Honeywell Helps City Reduce Energy Use without Incurring Additional Taxpayer Expenses

Edited from a Press Release

MINNEAPOLIS, (HNN)  – Honeywell  today announced that the City of Huntington, W.Va., has awarded the company a $2.4-million energy conservation and building modernization program that will decrease energy consumption and utility expenses at the targeted facilities by an estimated 25 percent.

Funded through a 15-year performance contract, the program includes a variety of facility and infrastructure upgrades that are expected to cut almost $200,000 in annual energy and operating costs. The city will use the savings, which are guaranteed by Honeywell under the contract, to pay for the improvements. As a result, the work will not increase city operating budgets or require additional taxpayer dollars. 

By reducing the use of electricity and natural gas, the city is also positioned to lessen the impact of future increases in utility costs. The city now has an energy management strategy that will help insulate it against energy price volatility. Honeywell will work with city officials to measure and verify consumption, and ensure the savings are met. In addition, the company’s engineers will look for additional opportunities for the city to cut energy use and costs.

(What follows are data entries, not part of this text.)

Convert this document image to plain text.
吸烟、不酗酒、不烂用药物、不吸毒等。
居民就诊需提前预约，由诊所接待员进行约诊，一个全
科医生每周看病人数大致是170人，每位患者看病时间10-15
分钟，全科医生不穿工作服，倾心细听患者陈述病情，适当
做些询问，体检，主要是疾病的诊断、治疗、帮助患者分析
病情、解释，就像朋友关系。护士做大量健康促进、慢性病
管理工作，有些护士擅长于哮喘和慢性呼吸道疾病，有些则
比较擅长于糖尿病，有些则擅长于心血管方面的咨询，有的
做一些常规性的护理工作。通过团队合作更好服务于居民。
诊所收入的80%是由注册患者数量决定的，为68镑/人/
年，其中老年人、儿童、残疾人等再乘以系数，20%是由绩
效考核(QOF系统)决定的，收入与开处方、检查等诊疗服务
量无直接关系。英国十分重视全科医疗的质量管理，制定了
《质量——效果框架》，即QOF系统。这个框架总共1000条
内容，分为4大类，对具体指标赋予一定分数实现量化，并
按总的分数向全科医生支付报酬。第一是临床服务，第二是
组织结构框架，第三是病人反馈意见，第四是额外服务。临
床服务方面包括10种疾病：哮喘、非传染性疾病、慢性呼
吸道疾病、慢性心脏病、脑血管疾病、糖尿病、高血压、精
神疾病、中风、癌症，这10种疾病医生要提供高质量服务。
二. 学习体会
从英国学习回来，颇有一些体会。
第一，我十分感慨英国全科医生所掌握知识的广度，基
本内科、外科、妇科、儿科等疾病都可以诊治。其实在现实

“Huntington is a prime example of how a city can make critical improvements even when budgets are tight,” said Paul Orzeske, president of Honeywell Building Solutions. “Performance contracts are beneficial to cities that have the desire to become more energy efficient, improve their facilities and shrink their environmental footprint without straining operating budgets.”

Along with the bottom-line savings, the work is expected to have a significant ecological impact, reducing annual carbon dioxide emissions by approximately 1,360 metric tons. According to figures from the U.S. Environmental Protection Agency, this is equivalent to removing more than 260 cars from the road.  

“This work demonstrates the city’s commitment to extending the life of our buildings and making them more efficient,” said Huntington Mayor Kim Wolfe. “The energy-efficiency improvements allow us to decrease our utility costs and environmental footprint. At the same time, we are able to modernize building equipment that was in definite need of repair or replacement.”

The program will affect 18 city facilities, and will include upgrades to heating, ventilation and air-conditioning (HVAC) equipment, building controls and lighting. Honeywell will also seal buildings to reduce the loss of warm and cool air, and switch traffic signals to more efficient light-emitting diode (LED) technology. Specifically, several major projects were identified as critical to the operation of the city:

·         Replacement of the HVAC system at City Hall, along with improvements to the building’s facade.

·         Replacement of the failing HVAC system at Centennial Fire Station.

·         Installation of an energy management system at Jean Dean Police Station.

·         Replacement of air handlers and controls at Big Sandy Superstore Arena.


Honeywell started making the upgrades in September and expects to complete construction in the first quarter of 2012.